Does Africa need the EBRD? The continent already hosts plenty of multilateral development banks, development finance institutions and other international partners. However, the EBRD’s entry into Africa provides an additional option for countries with growth rates that necessitate carefully tailored capital and evidence-based policy cooperation. The EBRD aims to engage in a manner that is additional to and complementary with, not repetitive of, what other international organisations are doing. Supporting the private sector and focussing on governance is in our DNA, and we have more than three decades of experience across continents. There is plenty of scope for everyone to bring—and pool—their expertise.

The partnership agreement we recently made with the African Development Bank (AfDB) to jointly support African SMEs is a good example of a cooperation that allows us to be stronger together for the benefit of African economies than two banks operating separately.

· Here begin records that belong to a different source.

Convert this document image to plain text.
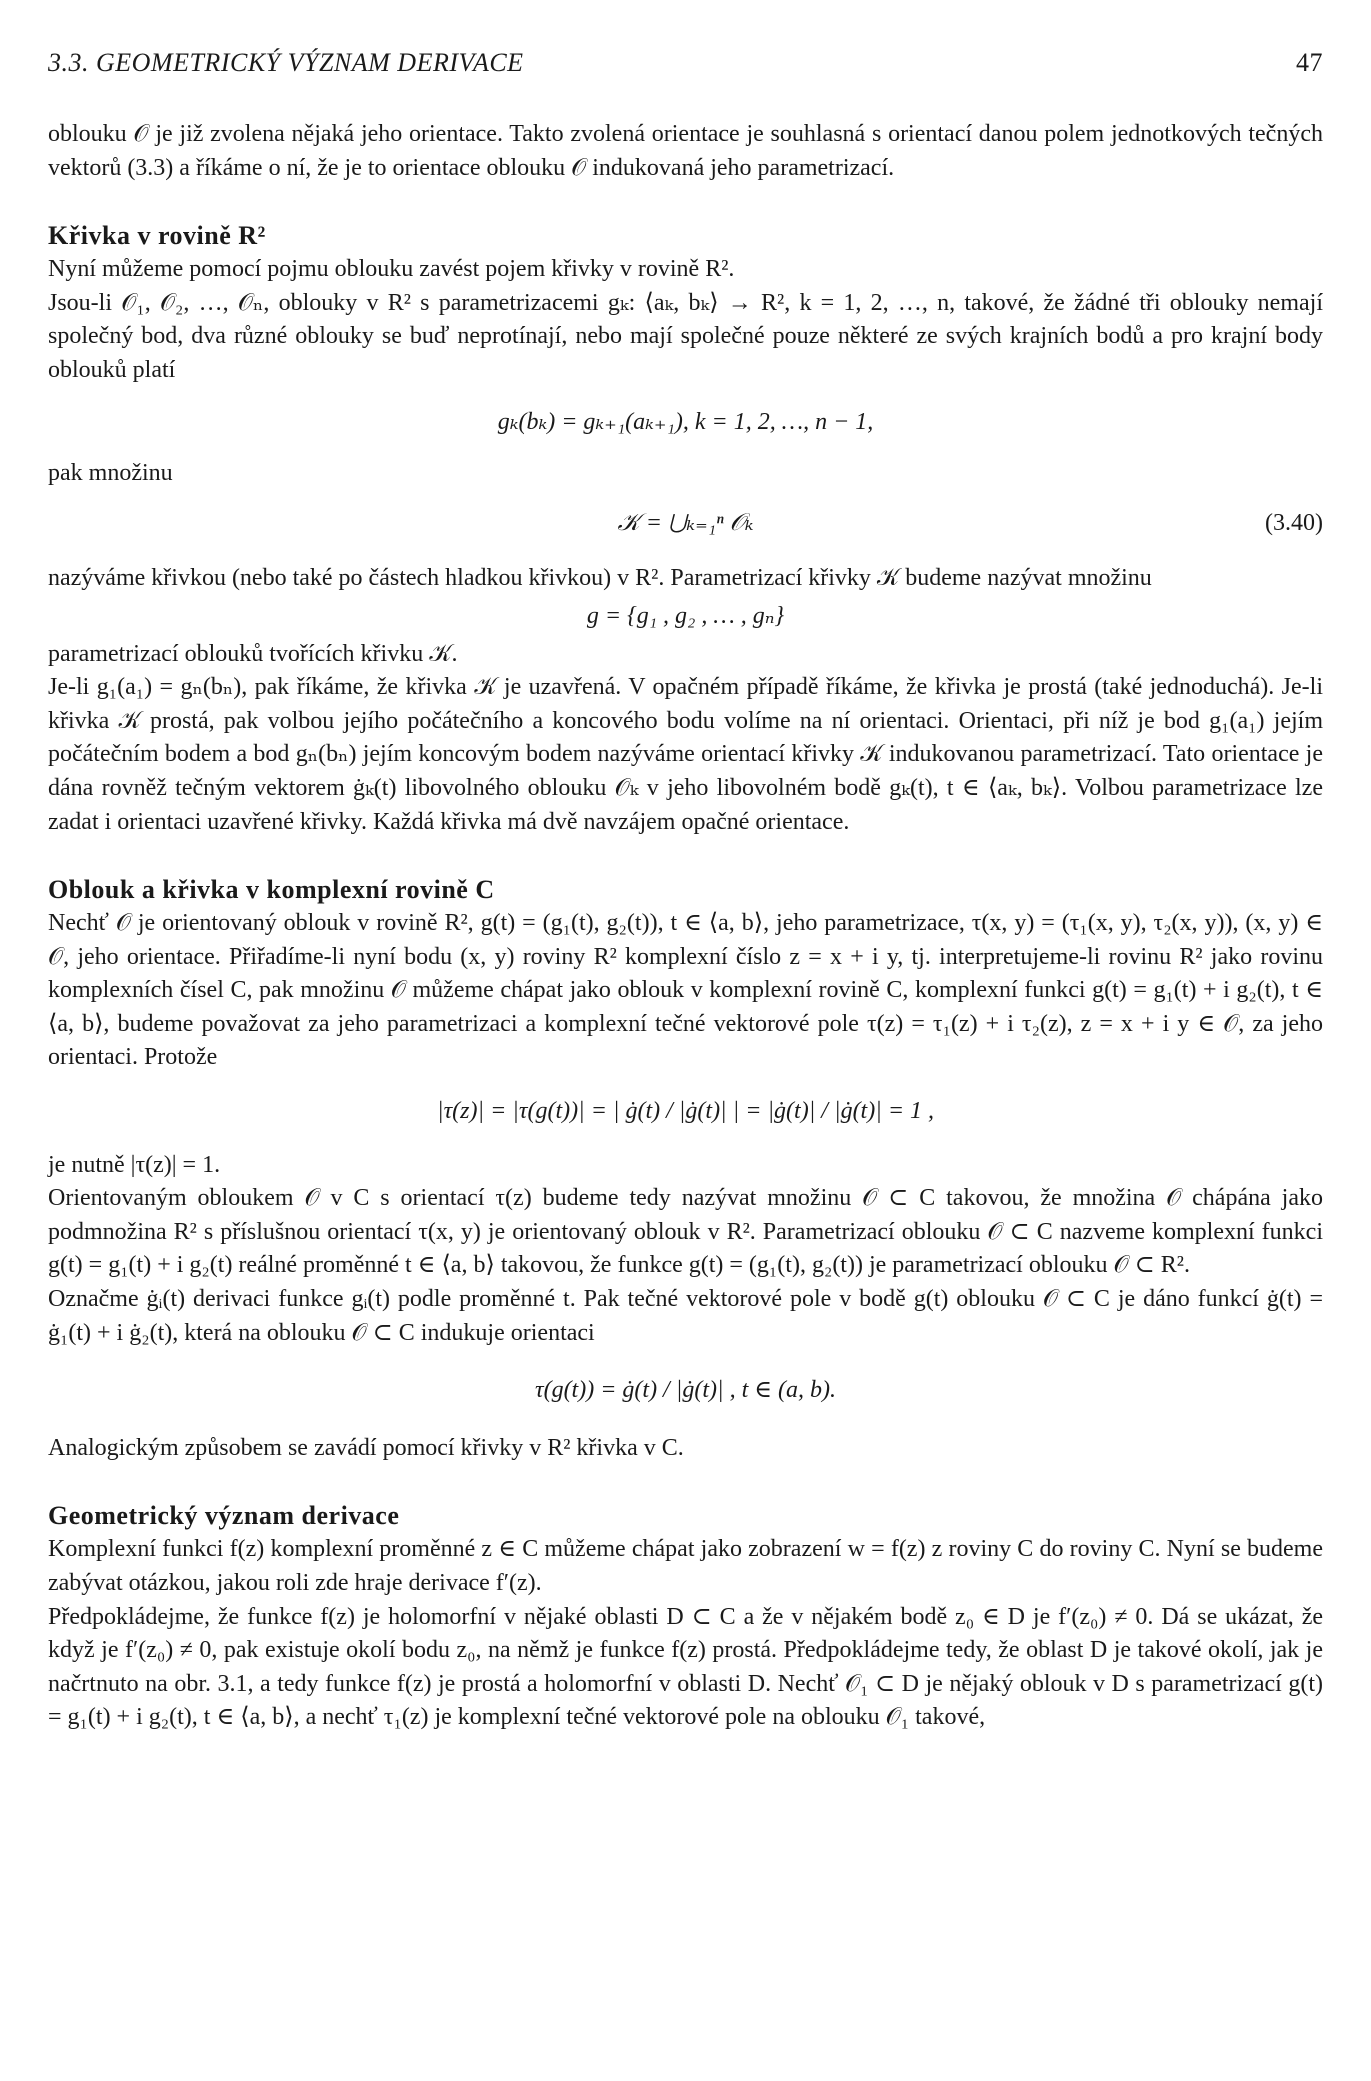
3.3. GEOMETRICKÝ VÝZNAM DERIVACE	47

oblouku 𝒪 je již zvolena nějaká jeho orientace. Takto zvolená orientace je souhlasná s orientací danou polem jednotkových tečných vektorů (3.3) a říkáme o ní, že je to orientace oblouku 𝒪 indukovaná jeho parametrizací.

Křivka v rovině R²

Nyní můžeme pomocí pojmu oblouku zavést pojem křivky v rovině R².

Jsou-li 𝒪₁, 𝒪₂, …, 𝒪ₙ, oblouky v R² s parametrizacemi gₖ: ⟨aₖ, bₖ⟩ → R², k = 1, 2, …, n, takové, že žádné tři oblouky nemají společný bod, dva různé oblouky se buď neprotínají, nebo mají společné pouze některé ze svých krajních bodů a pro krajní body oblouků platí

gₖ(bₖ) = gₖ₊₁(aₖ₊₁), k = 1, 2, …, n − 1,

pak množinu

𝒦 = ⋃ₖ₌₁ⁿ 𝒪ₖ	(3.40)

nazýváme křivkou (nebo také po částech hladkou křivkou) v R². Parametrizací křivky 𝒦 budeme nazývat množinu

g = {g₁ , g₂ , … , gₙ}

parametrizací oblouků tvořících křivku 𝒦.

Je-li g₁(a₁) = gₙ(bₙ), pak říkáme, že křivka 𝒦 je uzavřená. V opačném případě říkáme, že křivka je prostá (také jednoduchá). Je-li křivka 𝒦 prostá, pak volbou jejího počátečního a koncového bodu volíme na ní orientaci. Orientaci, při níž je bod g₁(a₁) jejím počátečním bodem a bod gₙ(bₙ) jejím koncovým bodem nazýváme orientací křivky 𝒦 indukovanou parametrizací. Tato orientace je dána rovněž tečným vektorem ġₖ(t) libovolného oblouku 𝒪ₖ v jeho libovolném bodě gₖ(t), t ∈ ⟨aₖ, bₖ⟩. Volbou parametrizace lze zadat i orientaci uzavřené křivky. Každá křivka má dvě navzájem opačné orientace.

Oblouk a křivka v komplexní rovině C

Nechť 𝒪 je orientovaný oblouk v rovině R², g(t) = (g₁(t), g₂(t)), t ∈ ⟨a, b⟩, jeho parametrizace, τ(x, y) = (τ₁(x, y), τ₂(x, y)), (x, y) ∈ 𝒪, jeho orientace. Přiřadíme-li nyní bodu (x, y) roviny R² komplexní číslo z = x + i y, tj. interpretujeme-li rovinu R² jako rovinu komplexních čísel C, pak množinu 𝒪 můžeme chápat jako oblouk v komplexní rovině C, komplexní funkci g(t) = g₁(t) + i g₂(t), t ∈ ⟨a, b⟩, budeme považovat za jeho parametrizaci a komplexní tečné vektorové pole τ(z) = τ₁(z) + i τ₂(z), z = x + i y ∈ 𝒪, za jeho orientaci. Protože

|τ(z)| = |τ(g(t))| = | ġ(t) / |ġ(t)| | = |ġ(t)| / |ġ(t)| = 1 ,

je nutně |τ(z)| = 1.

Orientovaným obloukem 𝒪 v C s orientací τ(z) budeme tedy nazývat množinu 𝒪 ⊂ C takovou, že množina 𝒪 chápána jako podmnožina R² s příslušnou orientací τ(x, y) je orientovaný oblouk v R². Parametrizací oblouku 𝒪 ⊂ C nazveme komplexní funkci g(t) = g₁(t) + i g₂(t) reálné proměnné t ∈ ⟨a, b⟩ takovou, že funkce g(t) = (g₁(t), g₂(t)) je parametrizací oblouku 𝒪 ⊂ R².

Označme ġᵢ(t) derivaci funkce gᵢ(t) podle proměnné t. Pak tečné vektorové pole v bodě g(t) oblouku 𝒪 ⊂ C je dáno funkcí ġ(t) = ġ₁(t) + i ġ₂(t), která na oblouku 𝒪 ⊂ C indukuje orientaci

τ(g(t)) = ġ(t) / |ġ(t)| , t ∈ (a, b).

Analogickým způsobem se zavádí pomocí křivky v R² křivka v C.

Geometrický význam derivace

Komplexní funkci f(z) komplexní proměnné z ∈ C můžeme chápat jako zobrazení w = f(z) z roviny C do roviny C. Nyní se budeme zabývat otázkou, jakou roli zde hraje derivace f′(z).

Předpokládejme, že funkce f(z) je holomorfní v nějaké oblasti D ⊂ C a že v nějakém bodě z₀ ∈ D je f′(z₀) ≠ 0. Dá se ukázat, že když je f′(z₀) ≠ 0, pak existuje okolí bodu z₀, na němž je funkce f(z) prostá. Předpokládejme tedy, že oblast D je takové okolí, jak je načrtnuto na obr. 3.1, a tedy funkce f(z) je prostá a holomorfní v oblasti D. Nechť 𝒪₁ ⊂ D je nějaký oblouk v D s parametrizací g(t) = g₁(t) + i g₂(t), t ∈ ⟨a, b⟩, a nechť τ₁(z) je komplexní tečné vektorové pole na oblouku 𝒪₁ takové,
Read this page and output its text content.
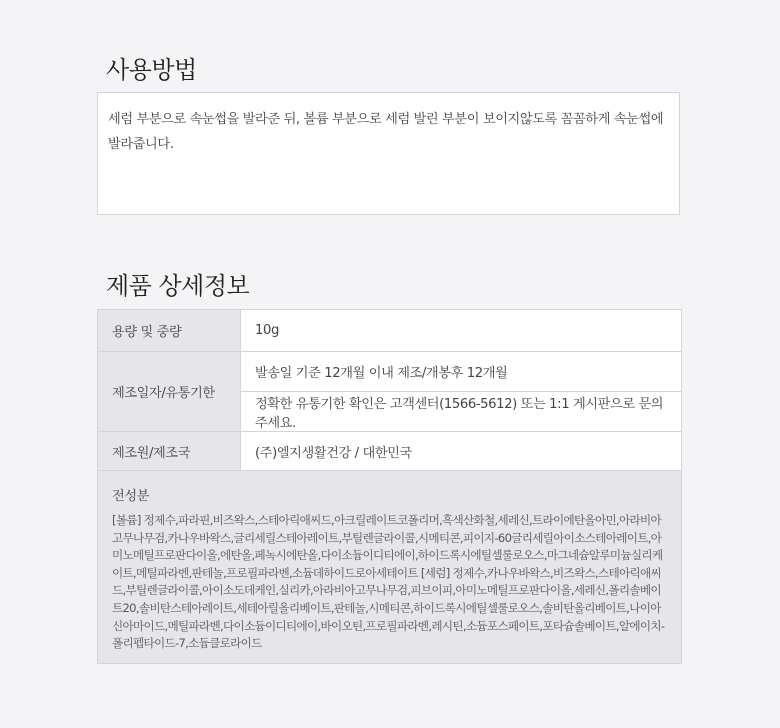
사용방법
세럼 부분으로 속눈썹을 발라준 뒤, 볼륨 부분으로 세럼 발린 부분이 보이지않도록 꼼꼼하게 속눈썹에 발라줍니다.
제품 상세정보
용량 및 중량	10g
제조일자/유통기한	발송일 기준 12개월 이내 제조/개봉후 12개월
	정확한 유통기한 확인은 고객센터(1566-5612) 또는 1:1 게시판으로 문의주세요.
제조원/제조국	(주)엘지생활건강 / 대한민국
전성분
[볼륨] 정제수,파라핀,비즈왁스,스테아릭애씨드,아크릴레이트코폴리머,흑색산화철,세레신,트라이에탄올아민,아라비아고무나무검,카나우바왁스,글리세릴스테아레이트,부틸렌글라이콜,시메티콘,피이지-60글리세릴아이소스테아레이트,아미노메틸프로판다이올,에탄올,페녹시에탄올,다이소듐이디티에이,하이드록시에틸셀룰로오스,마그네슘알루미늄실리케이트,메틸파라벤,판테놀,프로필파라벤,소듐데하이드로아세테이트 [세럼] 정제수,카나우바왁스,비즈왁스,스테아릭애씨드,부틸렌글라이콜,아이소도데케인,실리카,아라비아고무나무검,피브이피,아미노메틸프로판다이올,세레신,폴리솔베이트20,솔비탄스테아레이트,세테아릴올리베이트,판테놀,시메티콘,하이드록시에틸셀룰로오스,솔비탄올리베이트,나이아신아마이드,메틸파라벤,다이소듐이디티에이,바이오틴,프로필파라벤,레시틴,소듐포스페이트,포타슘솔베이트,알에이치-폴리펩타이드-7,소듐클로라이드
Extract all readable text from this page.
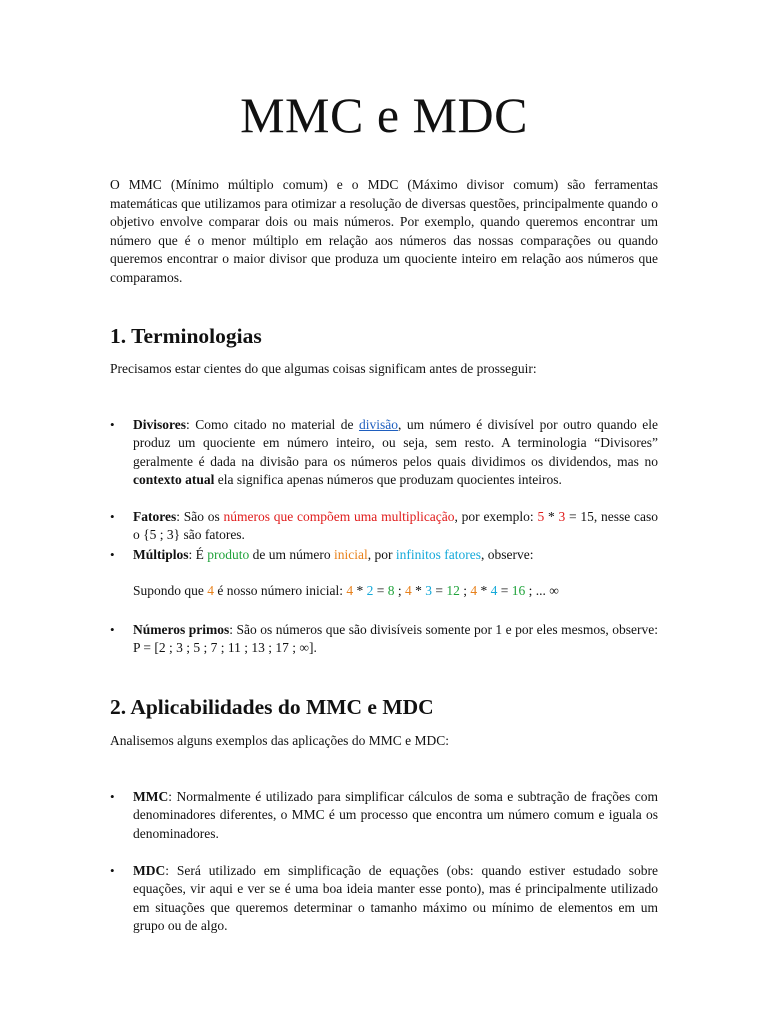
MMC e MDC

O MMC (Mínimo múltiplo comum) e o MDC (Máximo divisor comum) são ferramentas matemáticas que utilizamos para otimizar a resolução de diversas questões, principalmente quando o objetivo envolve comparar dois ou mais números. Por exemplo, quando queremos encontrar um número que é o menor múltiplo em relação aos números das nossas comparações ou quando queremos encontrar o maior divisor que produza um quociente inteiro em relação aos números que comparamos.

1. Terminologias

Precisamos estar cientes do que algumas coisas significam antes de prosseguir:

• Divisores: Como citado no material de divisão, um número é divisível por outro quando ele produz um quociente em número inteiro, ou seja, sem resto. A terminologia “Divisores” geralmente é dada na divisão para os números pelos quais dividimos os dividendos, mas no contexto atual ela significa apenas números que produzam quocientes inteiros.

• Fatores: São os números que compõem uma multiplicação, por exemplo: 5 * 3 = 15, nesse caso o {5 ; 3} são fatores.

• Múltiplos: É produto de um número inicial, por infinitos fatores, observe:

Supondo que 4 é nosso número inicial: 4 * 2 = 8 ; 4 * 3 = 12 ; 4 * 4 = 16 ; ... ∞

• Números primos: São os números que são divisíveis somente por 1 e por eles mesmos, observe: P = [2 ; 3 ; 5 ; 7 ; 11 ; 13 ; 17 ; ∞].

2. Aplicabilidades do MMC e MDC

Analisemos alguns exemplos das aplicações do MMC e MDC:

• MMC: Normalmente é utilizado para simplificar cálculos de soma e subtração de frações com denominadores diferentes, o MMC é um processo que encontra um número comum e iguala os denominadores.

• MDC: Será utilizado em simplificação de equações (obs: quando estiver estudado sobre equações, vir aqui e ver se é uma boa ideia manter esse ponto), mas é principalmente utilizado em situações que queremos determinar o tamanho máximo ou mínimo de elementos em um grupo ou de algo.
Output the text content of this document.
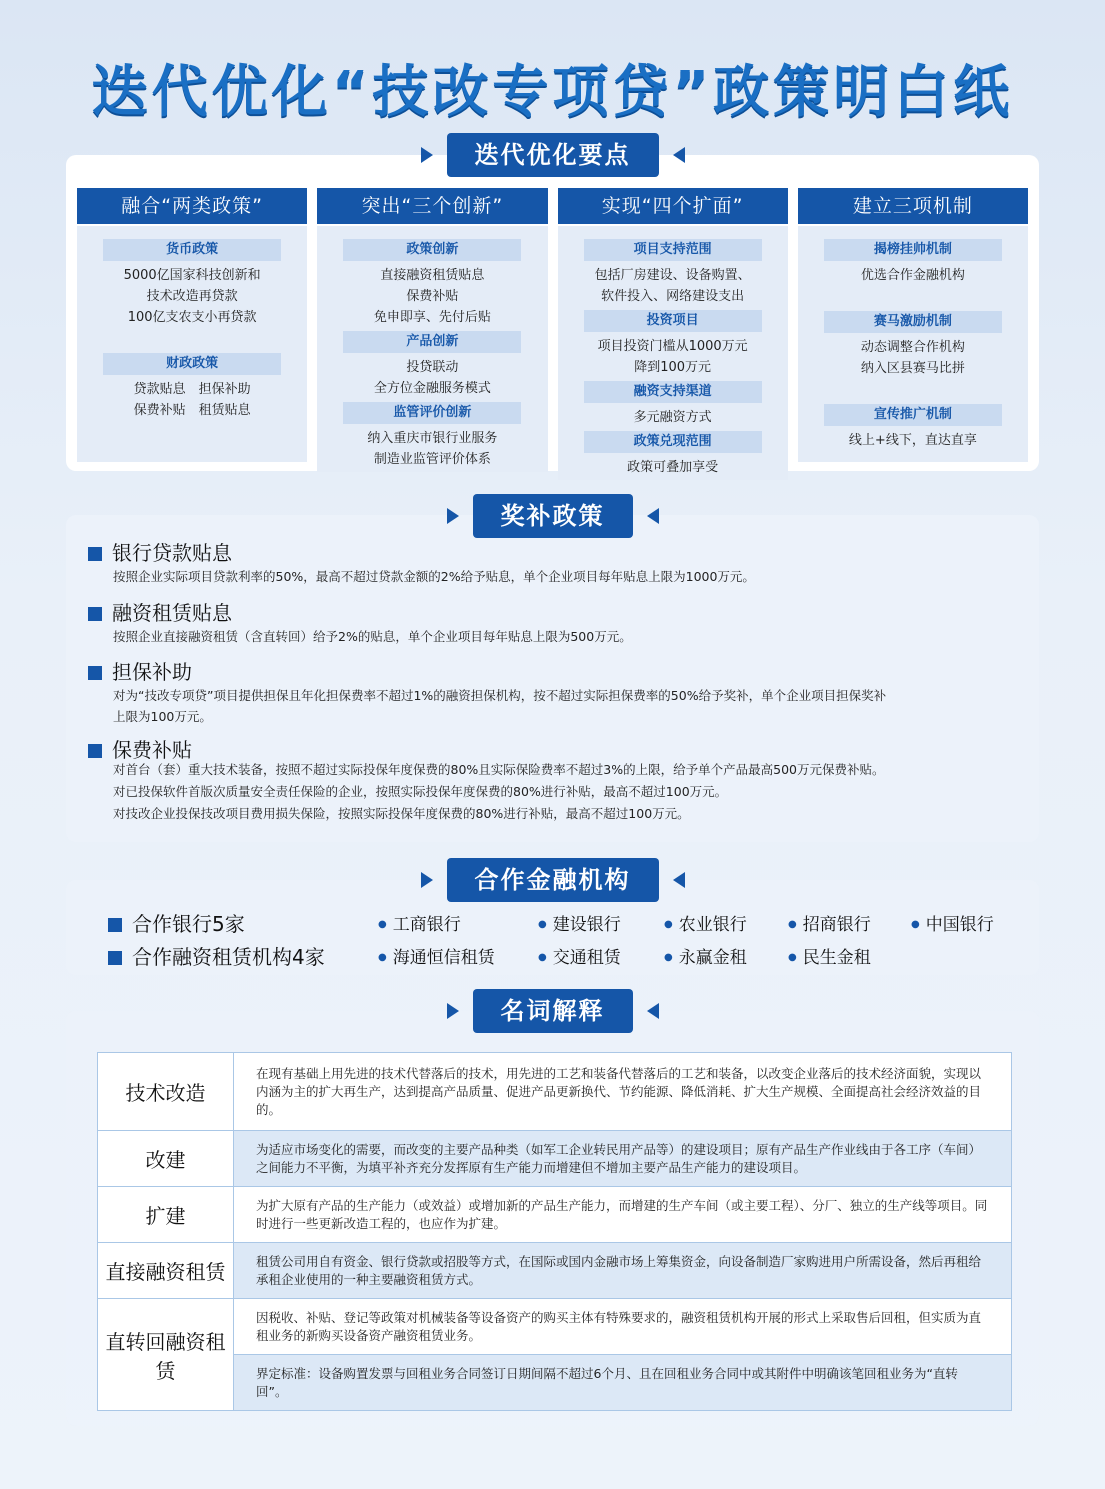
迭代优化“技改专项贷”政策明白纸
迭代优化要点
融合“两类政策”
货币政策
5000亿国家科技创新和
技术改造再贷款
100亿支农支小再贷款
财政政策
贷款贴息　担保补助
保费补贴　租赁贴息
突出“三个创新”
政策创新
直接融资租赁贴息
保费补贴
免申即享、先付后贴
产品创新
投贷联动
全方位金融服务模式
监管评价创新
纳入重庆市银行业服务
制造业监管评价体系
实现“四个扩面”
项目支持范围
包括厂房建设、设备购置、
软件投入、网络建设支出
投资项目
项目投资门槛从1000万元
降到100万元
融资支持渠道
多元融资方式
政策兑现范围
政策可叠加享受
建立三项机制
揭榜挂帅机制
优选合作金融机构
赛马激励机制
动态调整合作机构
纳入区县赛马比拼
宣传推广机制
线上+线下，直达直享
奖补政策
银行贷款贴息
按照企业实际项目贷款利率的50%，最高不超过贷款金额的2%给予贴息，单个企业项目每年贴息上限为1000万元。
融资租赁贴息
按照企业直接融资租赁（含直转回）给予2%的贴息，单个企业项目每年贴息上限为500万元。
担保补助
对为“技改专项贷”项目提供担保且年化担保费率不超过1%的融资担保机构，按不超过实际担保费率的50%给予奖补，单个企业项目担保奖补
上限为100万元。
保费补贴
对首台（套）重大技术装备，按照不超过实际投保年度保费的80%且实际保险费率不超过3%的上限，给予单个产品最高500万元保费补贴。
对已投保软件首版次质量安全责任保险的企业，按照实际投保年度保费的80%进行补贴，最高不超过100万元。
对技改企业投保技改项目费用损失保险，按照实际投保年度保费的80%进行补贴，最高不超过100万元。
合作金融机构
合作银行5家
合作融资租赁机构4家
● 工商银行	● 建设银行	● 农业银行	● 招商银行	● 中国银行
● 海通恒信租赁	● 交通租赁	● 永赢金租	● 民生金租
名词解释
技术改造	在现有基础上用先进的技术代替落后的技术，用先进的工艺和装备代替落后的工艺和装备，以改变企业落后的技术经济面貌，实现以内涵为主的扩大再生产，达到提高产品质量、促进产品更新换代、节约能源、降低消耗、扩大生产规模、全面提高社会经济效益的目的。
改建	为适应市场变化的需要，而改变的主要产品种类（如军工企业转民用产品等）的建设项目；原有产品生产作业线由于各工序（车间）之间能力不平衡，为填平补齐充分发挥原有生产能力而增建但不增加主要产品生产能力的建设项目。
扩建	为扩大原有产品的生产能力（或效益）或增加新的产品生产能力，而增建的生产车间（或主要工程）、分厂、独立的生产线等项目。同时进行一些更新改造工程的，也应作为扩建。
直接融资租赁	租赁公司用自有资金、银行贷款或招股等方式，在国际或国内金融市场上筹集资金，向设备制造厂家购进用户所需设备，然后再租给承租企业使用的一种主要融资租赁方式。
直转回融资租赁	因税收、补贴、登记等政策对机械装备等设备资产的购买主体有特殊要求的，融资租赁机构开展的形式上采取售后回租，但实质为直租业务的新购买设备资产融资租赁业务。
	界定标准：设备购置发票与回租业务合同签订日期间隔不超过6个月、且在回租业务合同中或其附件中明确该笔回租业务为“直转回”。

The AfDB will bring its unparalleled experience of the African business environment to the shared platform. For its part, the EBRD will contribute its expertise in fostering SMEs from North Africa, Eastern Europe and other regions. Together, we will be better placed to accelerate entrepreneurship, including by identifying new instruments to support SMEs in accessing the debt and equity financing they often struggle to find. Such joint efforts can help SMEs on the continent to be both more bankable and more investable. We aim to accelerate the engines of growth for SME-led markets by collaborating with the AfDB and other willing national and international partners to remove the constraints African entrepreneurs too often experience.

Business communities are already excited about the EBRD’s arrival. A recent article in Launch Base Africa advised African startups to expect “patient capital with a purpose”—alerting them that the EBRD had evolved beyond its traditional mandate of funding infrastructure and now also acts as a direct equity investor in high-growth technology companies. The bank’s focus areas for the region align neatly with the pain points being addressed by many African startups, it added.

As we begin our work in Africa, I am excited for several reasons. I’m excited about the entrepreneurial spirit I see in the countries in which the EBRD is starting to operate, the interface between technology and business emerging from these markets and the potential for cross-border fertilisations between regional neighbours drawing on each other’s strengths. For instance, the Port of Cotonou in Benin, which is currently undergoing modernisation, will also cater to neighbouring countries, stimulating regional trade. I’m excited too about governments that are committed to reform and want the private sector to play a much larger role in their economies.

The opportunities are there. We stand ready to help African businesses seize them.